Michael McCarthy, chief market startegist at CMC, says that quote is a big clue to what Wesfarmers plans.

“As investors examine Wesfarmers’ proposals it’s likely traders will leap to speculation about possible acquisitions,” he says.

“The diverse portfolio of businesses under the Wesfarmers umbrella mean there are few limits to the range of potential targets.”

Citi says acquisitions are likely to be a domestic industrial business.

“This decisive action on Coles indicates the management team and board are able to move quickly, and will likely be decisive around Bunnings UK&I (the UK busienss) as well,” Citi said in a note to clients.

“This is a positive development for Wesfarmers, as shareholders can now gain exposure to a Wesfarmers business primarily driven by Bunnings ANZ.”

Being poured into the new company is a network of 806 supermarkets, plus Liquorland, Vintage Cellars, First Choice Liquor, Coles Express, Coles Financial Services and Spirit Hotels.

Wesfarmers is keeping Bunnings, Kmart, Target, Officeworks and its industrials portfolio.

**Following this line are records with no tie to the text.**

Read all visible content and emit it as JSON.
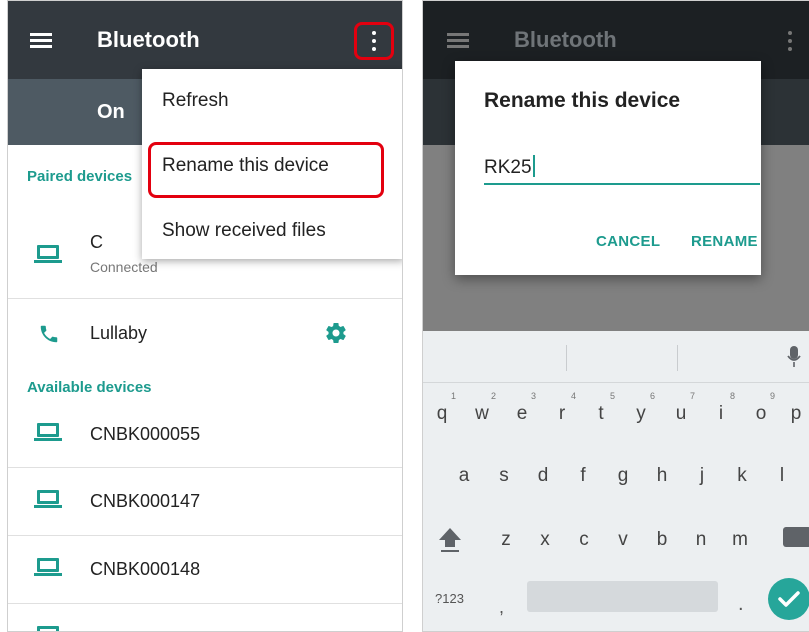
{
  "left": {
    "appbar": {
      "title": "Bluetooth"
    },
    "status": {
      "label": "On"
    },
    "sections": {
      "paired": "Paired devices",
      "available": "Available devices"
    },
    "paired": [
      {
        "name": "C",
        "status": "Connected",
        "icon": "laptop-icon"
      },
      {
        "name": "Lullaby",
        "icon": "phone-icon"
      }
    ],
    "available": [
      {
        "name": "CNBK000055"
      },
      {
        "name": "CNBK000147"
      },
      {
        "name": "CNBK000148"
      }
    ],
    "menu": {
      "refresh": "Refresh",
      "rename": "Rename this device",
      "received": "Show received files"
    }
  },
  "right": {
    "appbar": {
      "title": "Bluetooth"
    },
    "dialog": {
      "title": "Rename this device",
      "value": "RK25",
      "cancel": "CANCEL",
      "confirm": "RENAME"
    },
    "keyboard": {
      "row1": [
        "q",
        "w",
        "e",
        "r",
        "t",
        "y",
        "u",
        "i",
        "o",
        "p"
      ],
      "row1_hints": [
        "1",
        "2",
        "3",
        "4",
        "5",
        "6",
        "7",
        "8",
        "9",
        ""
      ],
      "row2": [
        "a",
        "s",
        "d",
        "f",
        "g",
        "h",
        "j",
        "k",
        "l"
      ],
      "row3": [
        "z",
        "x",
        "c",
        "v",
        "b",
        "n",
        "m"
      ],
      "symbols": "?123",
      "comma": ",",
      "period": "."
    }
  },
  "colors": {
    "accent": "#1d9b8e",
    "highlight": "#e3000f",
    "appbar": "#33393f"
  }
}
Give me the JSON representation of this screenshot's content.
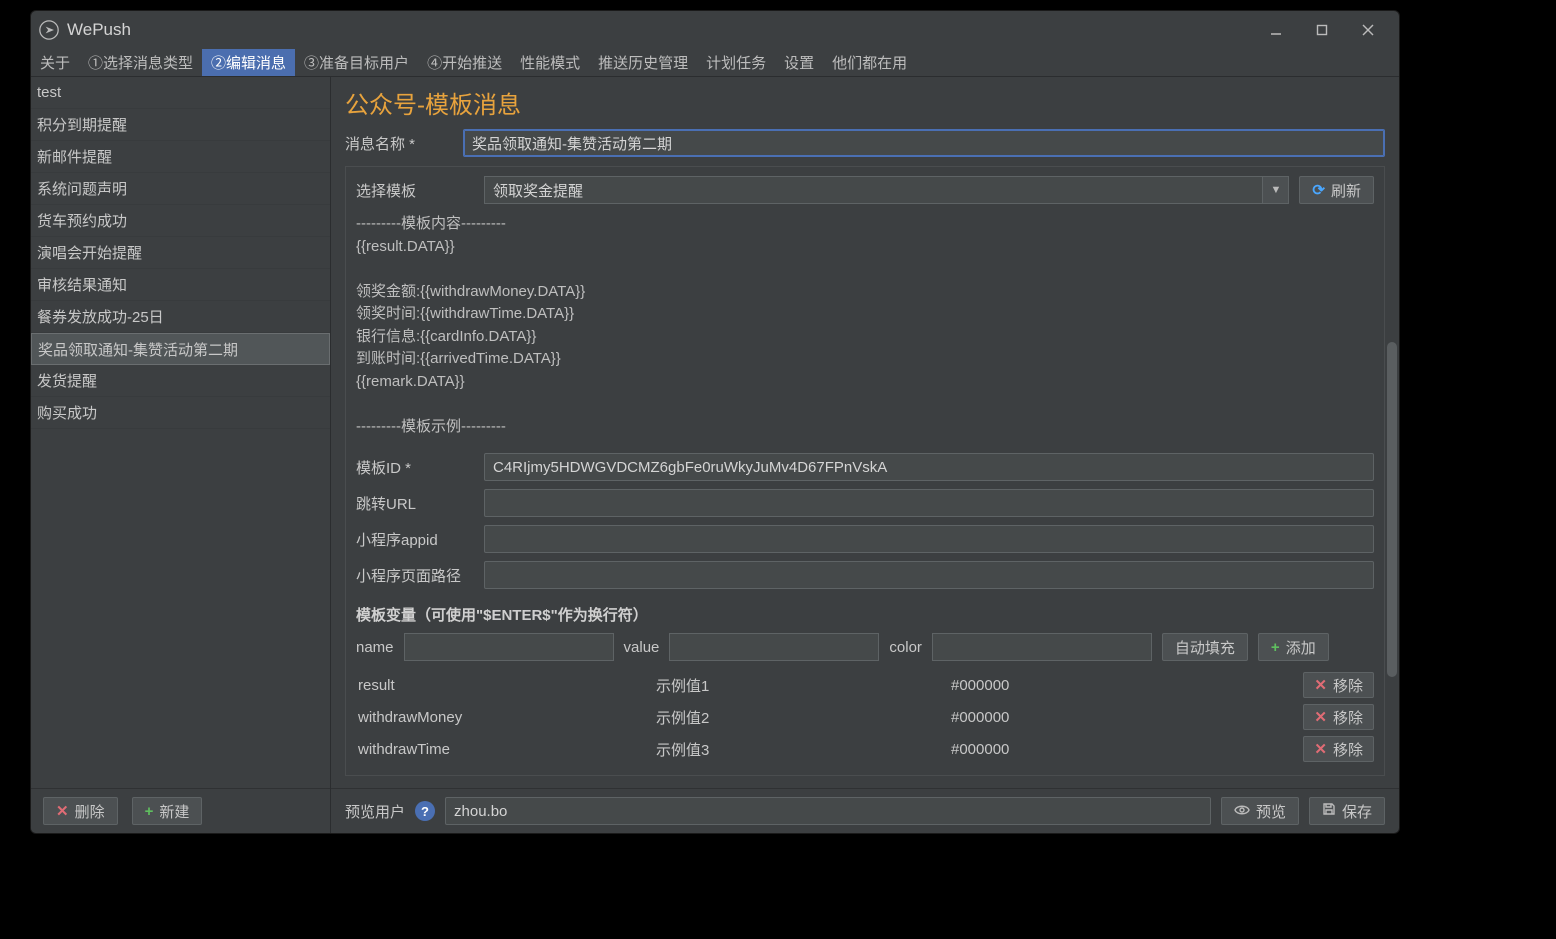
{
  "app": {
    "title": "WePush"
  },
  "tabs": [
    {
      "label": "关于",
      "active": false
    },
    {
      "label": "①选择消息类型",
      "active": false
    },
    {
      "label": "②编辑消息",
      "active": true
    },
    {
      "label": "③准备目标用户",
      "active": false
    },
    {
      "label": "④开始推送",
      "active": false
    },
    {
      "label": "性能模式",
      "active": false
    },
    {
      "label": "推送历史管理",
      "active": false
    },
    {
      "label": "计划任务",
      "active": false
    },
    {
      "label": "设置",
      "active": false
    },
    {
      "label": "他们都在用",
      "active": false
    }
  ],
  "sidebar": {
    "items": [
      {
        "label": "test",
        "selected": false
      },
      {
        "label": "积分到期提醒",
        "selected": false
      },
      {
        "label": "新邮件提醒",
        "selected": false
      },
      {
        "label": "系统问题声明",
        "selected": false
      },
      {
        "label": "货车预约成功",
        "selected": false
      },
      {
        "label": "演唱会开始提醒",
        "selected": false
      },
      {
        "label": "审核结果通知",
        "selected": false
      },
      {
        "label": "餐券发放成功-25日",
        "selected": false
      },
      {
        "label": "奖品领取通知-集赞活动第二期",
        "selected": true
      },
      {
        "label": "发货提醒",
        "selected": false
      },
      {
        "label": "购买成功",
        "selected": false
      }
    ],
    "delete_label": "删除",
    "new_label": "新建"
  },
  "main": {
    "title": "公众号-模板消息",
    "msg_name_label": "消息名称",
    "msg_name_value": "奖品领取通知-集赞活动第二期",
    "select_template_label": "选择模板",
    "selected_template": "领取奖金提醒",
    "refresh_label": "刷新",
    "template_content": "---------模板内容---------\n{{result.DATA}}\n\n领奖金额:{{withdrawMoney.DATA}}\n领奖时间:{{withdrawTime.DATA}}\n银行信息:{{cardInfo.DATA}}\n到账时间:{{arrivedTime.DATA}}\n{{remark.DATA}}\n\n---------模板示例---------",
    "template_id_label": "模板ID",
    "template_id_value": "C4RIjmy5HDWGVDCMZ6gbFe0ruWkyJuMv4D67FPnVskA",
    "jump_url_label": "跳转URL",
    "jump_url_value": "",
    "mini_appid_label": "小程序appid",
    "mini_appid_value": "",
    "mini_path_label": "小程序页面路径",
    "mini_path_value": "",
    "vars_title": "模板变量（可使用\"$ENTER$\"作为换行符）",
    "var_labels": {
      "name": "name",
      "value": "value",
      "color": "color"
    },
    "var_inputs": {
      "name": "",
      "value": "",
      "color": ""
    },
    "autofill_label": "自动填充",
    "add_label": "添加",
    "remove_label": "移除",
    "var_rows": [
      {
        "name": "result",
        "value": "示例值1",
        "color": "#000000"
      },
      {
        "name": "withdrawMoney",
        "value": "示例值2",
        "color": "#000000"
      },
      {
        "name": "withdrawTime",
        "value": "示例值3",
        "color": "#000000"
      }
    ]
  },
  "footer": {
    "preview_user_label": "预览用户",
    "preview_user_value": "zhou.bo",
    "preview_label": "预览",
    "save_label": "保存"
  }
}
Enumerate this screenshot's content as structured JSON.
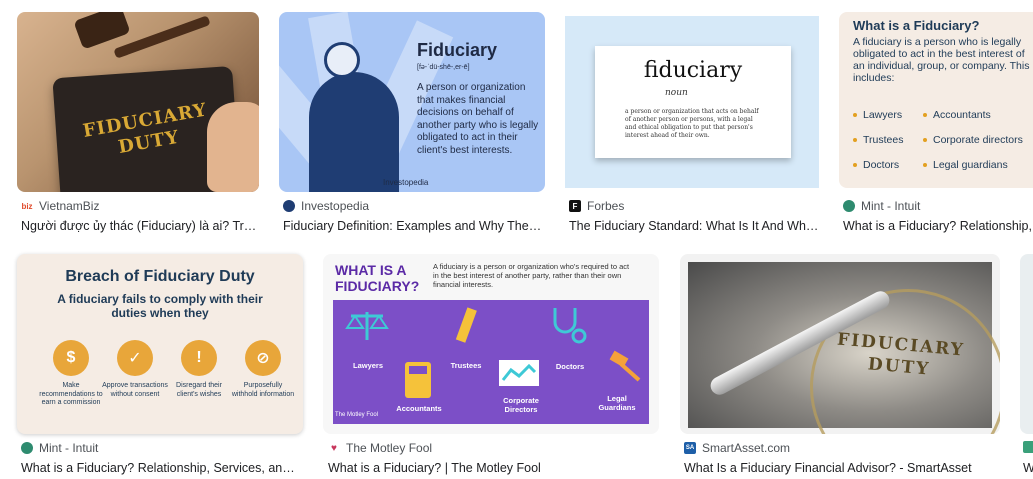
{
  "results": [
    {
      "source": "VietnamBiz",
      "title": "Người được ủy thác (Fiduciary) là ai? Trá...",
      "favicon": "biz",
      "favicon_color": "#e04a2b",
      "image_text": {
        "line1": "FIDUCIARY",
        "line2": "DUTY"
      }
    },
    {
      "source": "Investopedia",
      "title": "Fiduciary Definition: Examples and Why They ...",
      "favicon": "",
      "favicon_color": "#1f3d73",
      "image_text": {
        "heading": "Fiduciary",
        "pronunciation": "[fə-ˈdü-shē-,er-ē]",
        "description": "A person or organization that makes financial decisions on behalf of another party who is legally obligated to act in their client's best interests.",
        "brand": "Investopedia"
      }
    },
    {
      "source": "Forbes",
      "title": "The Fiduciary Standard: What Is It And Why...",
      "favicon": "F",
      "favicon_color": "#111111",
      "image_text": {
        "word": "fiduciary",
        "pos": "noun",
        "definition": "a person or organization that acts on behalf of another person or persons, with a legal and ethical obligation to put that person's interest ahead of their own."
      }
    },
    {
      "source": "Mint - Intuit",
      "title": "What is a Fiduciary? Relationship, Services, and ...",
      "favicon": "",
      "favicon_color": "#2e8b6f",
      "image_text": {
        "heading": "What is a Fiduciary?",
        "description": "A fiduciary is a person who is legally obligated to act in the best interest of an individual, group, or company. This includes:",
        "items": [
          "Lawyers",
          "Accountants",
          "Trustees",
          "Corporate directors",
          "Doctors",
          "Legal guardians"
        ]
      }
    },
    {
      "source": "Mint - Intuit",
      "title": "What is a Fiduciary? Relationship, Services, and ...",
      "favicon": "",
      "favicon_color": "#2e8b6f",
      "image_text": {
        "heading": "Breach of Fiduciary Duty",
        "sub": "A fiduciary fails to comply with their duties when they",
        "items": [
          "Make recommendations to earn a commission",
          "Approve transactions without consent",
          "Disregard their client's wishes",
          "Purposefully withhold information"
        ]
      }
    },
    {
      "source": "The Motley Fool",
      "title": "What is a Fiduciary? | The Motley Fool",
      "favicon": "",
      "favicon_color": "#c8365c",
      "image_text": {
        "heading_line1": "WHAT IS A",
        "heading_line2": "FIDUCIARY?",
        "description": "A fiduciary is a person or organization who's required to act in the best interest of another party, rather than their own financial interests.",
        "labels": [
          "Lawyers",
          "Trustees",
          "Doctors",
          "Accountants",
          "Corporate Directors",
          "Legal Guardians"
        ],
        "brand": "The Motley Fool"
      }
    },
    {
      "source": "SmartAsset.com",
      "title": "What Is a Fiduciary Financial Advisor? - SmartAsset",
      "favicon": "SA",
      "favicon_color": "#1e5fa8",
      "image_text": {
        "line1": "FIDUCIARY",
        "line2": "DUTY"
      }
    },
    {
      "source": "",
      "title": "W",
      "favicon": "",
      "favicon_color": "#3aa07a"
    }
  ]
}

It will also keep a foot in the Coles camp with a holding up to 20%.

The decision follows a review of the Wesfarmers portfolio and an assessment of the composition of its capital employed.

In short, Wesfarmers is looking for higher returns and will seek them via acquisitions.

“A demerger of Coles will facilitate greater focus by Wesfarmers on growth opportunities within its remaining businesses and the pursuit of value accretive transactions,” says managing director Rob Scott.

“The capacity to act opportunistically will be retained through a strong balance sheet and a cash generative portfolio.”

The initial reaction from the market has been positive.

Wesfarmer shares jumped 5.5% to $43.48.

Ord Minnett is maintaining its “hold” recommendation on Wesfarmers with a $40.00 target price.